Resetting workflow that requires a previously completed step to re-run

Hello, we have a workflow that we’d like to reset to a prior point if it fails to complete. However this workflow is dependent on a previous step that runs earlier in the workflow - and since its marked complete, Temporal correctly skips it on the reset workflow. However, we would like to ensure this step always runs - regardless of if it was completed successfully previously. Is there a way to make the step always run when a workflow restarts (or preferably only for a reset)? we have the ability to handle the clean up appropriately.

Thanks

If you have an expected failure: there’s something you know might happen that would cause the workflow to fail to complete, you should build that into the workflow execution.

At the point where it might fail, handle the failure by pausing the workflow until it receives a signal to continue. The workflow execution logic can then itself return to the previous step that needs to be run again.

1 Like

Thanks for the reply. In our case, its not expected failures.

The actual situation is this. At the beginning of a workflow, we use a step to trigger some tenant-specific worker setup code - so that the workers can take care of some tenant-specific activities. Think of them as K8 commands to set up some worker pods. When a workflow fails, we cleanup those workers - as they would otherwise sit idle.

In this setup, if a workflow fails after the initial worker setup code, we can’t use the workflow reset functionality - since we’re only resetting the workflow to a middle step (not all the way back to the initial setup step).

If there was a way to reset the workflow and during the control-flow, particular steps always got executed - regardless of previous execution/completion, then we can reset the failed workflow and pickup the work from the point where the failure happened - since the workers would get initiated again at the start of the new run caused by the reset.

Thanks!

What causes the workflow to fail to complete?

e.g.,

  • The workflow code throws an exception.
  • The workflow calls an activity which fails, and the workflow chooses not to catch that error.
  • The workflow is terminated.
  • The workflow is cancelled, and the workflow chooses not to catch that exception.

When the workflow fails, is there anything you do before resetting the workflow? Are you… fixing a bug in the workflow code? Fixing some input? Fixing some facility or service that the workflow uses?

It’s hard for me to tell without better understanding what you’re trying to do, but one thought is to use two workflows: have a parent workflow that runs the setup code and then runs the child workflow. If the child workflow fails, the parent workflow can alert you and wait for a signal before running the setup code and the child workflow again. That way you can change, reset, fix, etc. the child workflow without losing the state in the parent workflow that the setup code needs to be run each time.

Thanks for the response.
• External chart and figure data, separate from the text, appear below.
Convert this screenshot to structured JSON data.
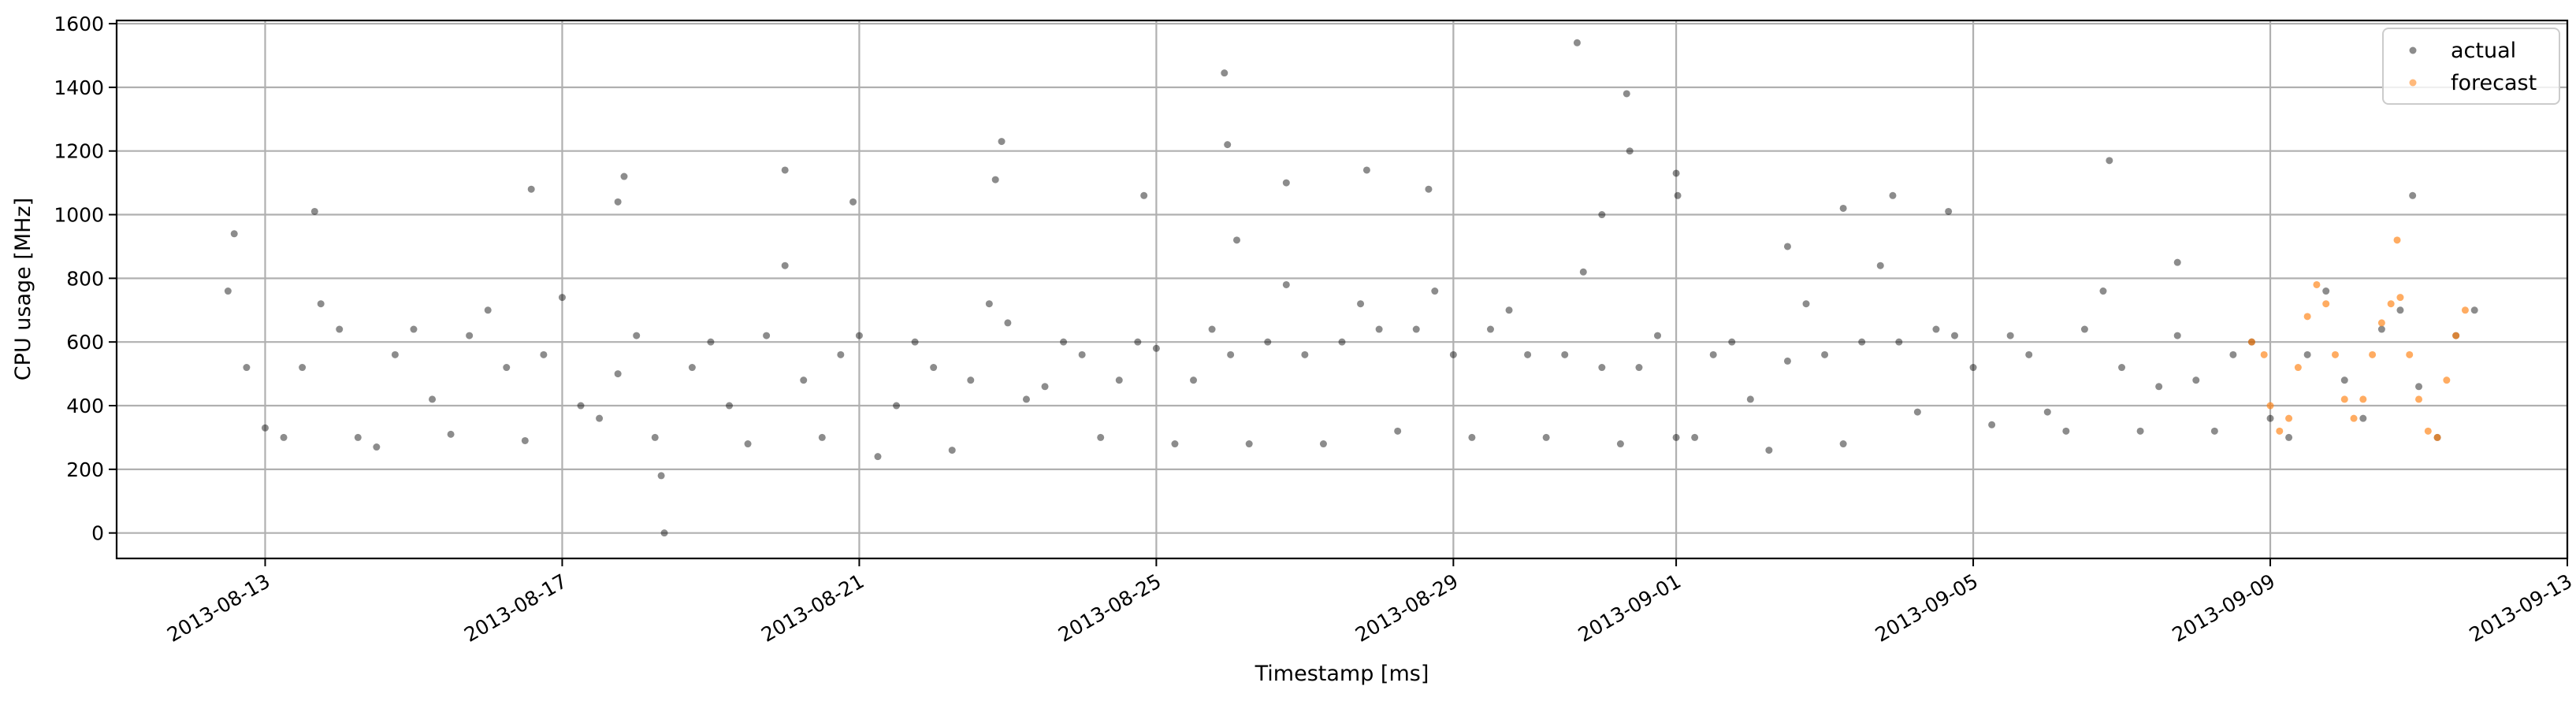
{
  "chart_data": {
    "type": "scatter",
    "xlabel": "Timestamp [ms]",
    "ylabel": "CPU usage [MHz]",
    "xlim": [
      "2013-08-11T00:00",
      "2013-09-13T00:00"
    ],
    "ylim": [
      -80,
      1610
    ],
    "x_tick_labels": [
      "2013-08-13",
      "2013-08-17",
      "2013-08-21",
      "2013-08-25",
      "2013-08-29",
      "2013-09-01",
      "2013-09-05",
      "2013-09-09",
      "2013-09-13"
    ],
    "x_tick_values": [
      "2013-08-13",
      "2013-08-17",
      "2013-08-21",
      "2013-08-25",
      "2013-08-29",
      "2013-09-01",
      "2013-09-05",
      "2013-09-09",
      "2013-09-13"
    ],
    "y_ticks": [
      0,
      200,
      400,
      600,
      800,
      1000,
      1200,
      1400,
      1600
    ],
    "grid": true,
    "legend": {
      "placement": "top-right",
      "entries": [
        {
          "label": "actual",
          "color": "#000000"
        },
        {
          "label": "forecast",
          "color": "#ff7f0e"
        }
      ]
    },
    "series": [
      {
        "name": "actual",
        "color": "#000000",
        "points": [
          [
            "2013-08-12T12:00",
            760
          ],
          [
            "2013-08-12T18:00",
            520
          ],
          [
            "2013-08-13T00:00",
            330
          ],
          [
            "2013-08-13T06:00",
            300
          ],
          [
            "2013-08-13T12:00",
            520
          ],
          [
            "2013-08-13T18:00",
            720
          ],
          [
            "2013-08-14T00:00",
            640
          ],
          [
            "2013-08-14T06:00",
            300
          ],
          [
            "2013-08-14T12:00",
            270
          ],
          [
            "2013-08-14T18:00",
            560
          ],
          [
            "2013-08-15T00:00",
            640
          ],
          [
            "2013-08-15T06:00",
            420
          ],
          [
            "2013-08-15T12:00",
            310
          ],
          [
            "2013-08-15T18:00",
            620
          ],
          [
            "2013-08-16T00:00",
            700
          ],
          [
            "2013-08-16T06:00",
            520
          ],
          [
            "2013-08-16T12:00",
            290
          ],
          [
            "2013-08-16T18:00",
            560
          ],
          [
            "2013-08-17T00:00",
            740
          ],
          [
            "2013-08-17T06:00",
            400
          ],
          [
            "2013-08-17T12:00",
            360
          ],
          [
            "2013-08-17T18:00",
            500
          ],
          [
            "2013-08-18T00:00",
            620
          ],
          [
            "2013-08-18T06:00",
            300
          ],
          [
            "2013-08-18T09:00",
            0
          ],
          [
            "2013-08-18T18:00",
            520
          ],
          [
            "2013-08-19T00:00",
            600
          ],
          [
            "2013-08-19T06:00",
            400
          ],
          [
            "2013-08-19T12:00",
            280
          ],
          [
            "2013-08-19T18:00",
            620
          ],
          [
            "2013-08-20T00:00",
            840
          ],
          [
            "2013-08-20T06:00",
            480
          ],
          [
            "2013-08-20T12:00",
            300
          ],
          [
            "2013-08-20T18:00",
            560
          ],
          [
            "2013-08-21T00:00",
            620
          ],
          [
            "2013-08-21T06:00",
            240
          ],
          [
            "2013-08-21T12:00",
            400
          ],
          [
            "2013-08-21T18:00",
            600
          ],
          [
            "2013-08-22T00:00",
            520
          ],
          [
            "2013-08-22T06:00",
            260
          ],
          [
            "2013-08-22T12:00",
            480
          ],
          [
            "2013-08-22T18:00",
            720
          ],
          [
            "2013-08-23T00:00",
            660
          ],
          [
            "2013-08-23T06:00",
            420
          ],
          [
            "2013-08-23T12:00",
            460
          ],
          [
            "2013-08-23T18:00",
            600
          ],
          [
            "2013-08-24T00:00",
            560
          ],
          [
            "2013-08-24T06:00",
            300
          ],
          [
            "2013-08-24T12:00",
            480
          ],
          [
            "2013-08-24T18:00",
            600
          ],
          [
            "2013-08-25T00:00",
            580
          ],
          [
            "2013-08-25T06:00",
            280
          ],
          [
            "2013-08-25T12:00",
            480
          ],
          [
            "2013-08-25T18:00",
            640
          ],
          [
            "2013-08-26T00:00",
            560
          ],
          [
            "2013-08-26T06:00",
            280
          ],
          [
            "2013-08-26T12:00",
            600
          ],
          [
            "2013-08-26T18:00",
            780
          ],
          [
            "2013-08-27T00:00",
            560
          ],
          [
            "2013-08-27T06:00",
            280
          ],
          [
            "2013-08-27T12:00",
            600
          ],
          [
            "2013-08-27T18:00",
            720
          ],
          [
            "2013-08-28T00:00",
            640
          ],
          [
            "2013-08-28T06:00",
            320
          ],
          [
            "2013-08-28T12:00",
            640
          ],
          [
            "2013-08-28T18:00",
            760
          ],
          [
            "2013-08-29T00:00",
            560
          ],
          [
            "2013-08-29T06:00",
            300
          ],
          [
            "2013-08-29T12:00",
            640
          ],
          [
            "2013-08-29T18:00",
            700
          ],
          [
            "2013-08-30T00:00",
            560
          ],
          [
            "2013-08-30T06:00",
            300
          ],
          [
            "2013-08-30T12:00",
            560
          ],
          [
            "2013-08-30T18:00",
            820
          ],
          [
            "2013-08-31T00:00",
            520
          ],
          [
            "2013-08-31T06:00",
            280
          ],
          [
            "2013-08-31T12:00",
            520
          ],
          [
            "2013-08-31T18:00",
            620
          ],
          [
            "2013-09-01T00:00",
            300
          ],
          [
            "2013-09-01T06:00",
            300
          ],
          [
            "2013-09-01T12:00",
            560
          ],
          [
            "2013-09-01T18:00",
            600
          ],
          [
            "2013-09-02T00:00",
            420
          ],
          [
            "2013-09-02T06:00",
            260
          ],
          [
            "2013-09-02T12:00",
            540
          ],
          [
            "2013-09-02T18:00",
            720
          ],
          [
            "2013-09-03T00:00",
            560
          ],
          [
            "2013-09-03T06:00",
            280
          ],
          [
            "2013-09-03T12:00",
            600
          ],
          [
            "2013-09-03T18:00",
            840
          ],
          [
            "2013-09-04T00:00",
            600
          ],
          [
            "2013-09-04T06:00",
            380
          ],
          [
            "2013-09-04T12:00",
            640
          ],
          [
            "2013-09-04T18:00",
            620
          ],
          [
            "2013-09-05T00:00",
            520
          ],
          [
            "2013-09-05T06:00",
            340
          ],
          [
            "2013-09-05T12:00",
            620
          ],
          [
            "2013-09-05T18:00",
            560
          ],
          [
            "2013-09-06T00:00",
            380
          ],
          [
            "2013-09-06T06:00",
            320
          ],
          [
            "2013-09-06T12:00",
            640
          ],
          [
            "2013-09-06T18:00",
            760
          ],
          [
            "2013-09-07T00:00",
            520
          ],
          [
            "2013-09-07T06:00",
            320
          ],
          [
            "2013-09-07T12:00",
            460
          ],
          [
            "2013-09-07T18:00",
            620
          ],
          [
            "2013-09-08T00:00",
            480
          ],
          [
            "2013-09-08T06:00",
            320
          ],
          [
            "2013-09-08T12:00",
            560
          ],
          [
            "2013-09-08T18:00",
            600
          ],
          [
            "2013-09-09T00:00",
            360
          ],
          [
            "2013-09-09T06:00",
            300
          ],
          [
            "2013-09-09T12:00",
            560
          ],
          [
            "2013-09-09T18:00",
            760
          ],
          [
            "2013-09-10T00:00",
            480
          ],
          [
            "2013-09-10T06:00",
            360
          ],
          [
            "2013-09-10T12:00",
            640
          ],
          [
            "2013-09-10T18:00",
            700
          ],
          [
            "2013-09-11T00:00",
            460
          ],
          [
            "2013-09-11T06:00",
            300
          ],
          [
            "2013-09-11T12:00",
            620
          ],
          [
            "2013-09-11T18:00",
            700
          ],
          [
            "2013-08-12T14:00",
            940
          ],
          [
            "2013-08-13T16:00",
            1010
          ],
          [
            "2013-08-16T14:00",
            1080
          ],
          [
            "2013-08-17T20:00",
            1120
          ],
          [
            "2013-08-17T18:00",
            1040
          ],
          [
            "2013-08-18T08:00",
            180
          ],
          [
            "2013-08-20T00:00",
            1140
          ],
          [
            "2013-08-20T22:00",
            1040
          ],
          [
            "2013-08-22T22:00",
            1230
          ],
          [
            "2013-08-22T20:00",
            1110
          ],
          [
            "2013-08-24T20:00",
            1060
          ],
          [
            "2013-08-25T22:00",
            1445
          ],
          [
            "2013-08-25T23:00",
            1220
          ],
          [
            "2013-08-26T02:00",
            920
          ],
          [
            "2013-08-26T18:00",
            1100
          ],
          [
            "2013-08-27T20:00",
            1140
          ],
          [
            "2013-08-28T16:00",
            1080
          ],
          [
            "2013-08-30T16:00",
            1540
          ],
          [
            "2013-08-31T08:00",
            1380
          ],
          [
            "2013-08-31T09:00",
            1200
          ],
          [
            "2013-08-31T00:00",
            1000
          ],
          [
            "2013-09-01T00:00",
            1130
          ],
          [
            "2013-09-01T00:30",
            1060
          ],
          [
            "2013-09-02T12:00",
            900
          ],
          [
            "2013-09-03T06:00",
            1020
          ],
          [
            "2013-09-03T22:00",
            1060
          ],
          [
            "2013-09-04T16:00",
            1010
          ],
          [
            "2013-09-06T20:00",
            1170
          ],
          [
            "2013-09-07T18:00",
            850
          ],
          [
            "2013-09-10T22:00",
            1060
          ]
        ]
      },
      {
        "name": "forecast",
        "color": "#ff7f0e",
        "points": [
          [
            "2013-09-08T18:00",
            600
          ],
          [
            "2013-09-08T22:00",
            560
          ],
          [
            "2013-09-09T00:00",
            400
          ],
          [
            "2013-09-09T03:00",
            320
          ],
          [
            "2013-09-09T06:00",
            360
          ],
          [
            "2013-09-09T09:00",
            520
          ],
          [
            "2013-09-09T12:00",
            680
          ],
          [
            "2013-09-09T15:00",
            780
          ],
          [
            "2013-09-09T18:00",
            720
          ],
          [
            "2013-09-09T21:00",
            560
          ],
          [
            "2013-09-10T00:00",
            420
          ],
          [
            "2013-09-10T03:00",
            360
          ],
          [
            "2013-09-10T06:00",
            420
          ],
          [
            "2013-09-10T09:00",
            560
          ],
          [
            "2013-09-10T12:00",
            660
          ],
          [
            "2013-09-10T15:00",
            720
          ],
          [
            "2013-09-10T17:00",
            920
          ],
          [
            "2013-09-10T18:00",
            740
          ],
          [
            "2013-09-10T21:00",
            560
          ],
          [
            "2013-09-11T00:00",
            420
          ],
          [
            "2013-09-11T03:00",
            320
          ],
          [
            "2013-09-11T06:00",
            300
          ],
          [
            "2013-09-11T09:00",
            480
          ],
          [
            "2013-09-11T12:00",
            620
          ],
          [
            "2013-09-11T15:00",
            700
          ]
        ]
      }
    ]
  }
}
The reasons we typically would attempt a reset for is for are:

  • configuration issues (results in an activity failure)
  • transient issue (timeout type issue)
  • code issue in activity

In some of these cases we’d like to ask the customer to fix something or fix something on our end and reset - to avoid a costly re-run.

Seems like the multi-workflow approach is not that straightforward. We would have launched a bunch of resources to execute the workflow that would remain up until someone could respond to the failure. Our use case is for special failure scenarios, we would like to have a way to reset where some activity will execute each time regardless of if it was already done. We can handle idempotency within the step. It’s a little bit like ‘taint’ functionality in Terraform. By tainting something, you’re able to refresh that particular node.

Personally, I would treat a reset as an emergency response to an unexpected situation.

But, if I understand you correctly, you have activities that sometimes require manual intervention, and you want to have a process to handle that occurrence. This isn’t unexpected; it’s part of the requirements that you’re attempting to design for.

My suggestion is that you build the process you need into the workflow. Don’t reset the workflow, instead implement the workflow to handle the failure that you expect may sometimes happen. This is what workflows are for: to execute the steps of the process you need to implement. In particular, the workflow can encode the knowledge of when the setup step needs to be run.

If an activity needs manual intervention, the workflow can let you know and then wait for a signal; when you’ve resolved the issue with the activity you can signal the workflow to run the setup and the activity again.

1 Like

Will think through this more. Thank you, Andrew!

1 Like